We love the idea of “Game First, Work Second”, except if that was true these words wouldn’t exist and I’d be a little bit closer to completing Hollow Knight. We have to confess our first temptation with this curved heat pipe was to see if you could twang it like a ruler. We didn’t.
Removing it reveals the third of the three M.2 slots, should you have a drive – perhaps a PCIe 5.0 one – that demands a higher level of cooling than a mere heatspreader can provide.
Chunky isn’t solely the purview of the M.2 slot though, as the Strix Z690-E continues the ‘massive hunk of metal’ heatsink design we saw on the Maximus Formula. All metal. Extremely solid. We don’t yet know what power phases lie beneath, beyond them being listed on the ASUS website as 18+1, but if the Maximus has 105A we think the Strix probably has 90A at least.

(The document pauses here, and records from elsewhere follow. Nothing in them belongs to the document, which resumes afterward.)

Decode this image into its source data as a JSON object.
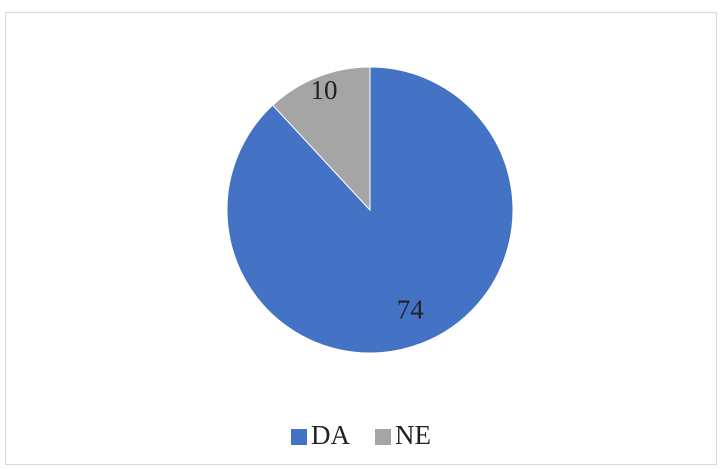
{
  "chart_data": {
    "type": "pie",
    "categories": [
      "DA",
      "NE"
    ],
    "values": [
      74,
      10
    ],
    "colors": [
      "#4472c4",
      "#a5a5a5"
    ],
    "legend": "bottom"
  }
}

Another view of the heatsink and it’s massive girth.
Behold the thiccness. Bask in it. This isn’t just for show either as our temperature results will reveal.
Lastly the rear panel has, from top to bottom, display outputs, BIOS tools (Clear CMOS and BIOS Flashback), USB ports of varying Type-A speeds and two USB Type-C in 10G and 20G formats. The LAN is a 2.5G offering, whilst the WiFi is the speedy 6E we’ve all grown to love on recent motherboards.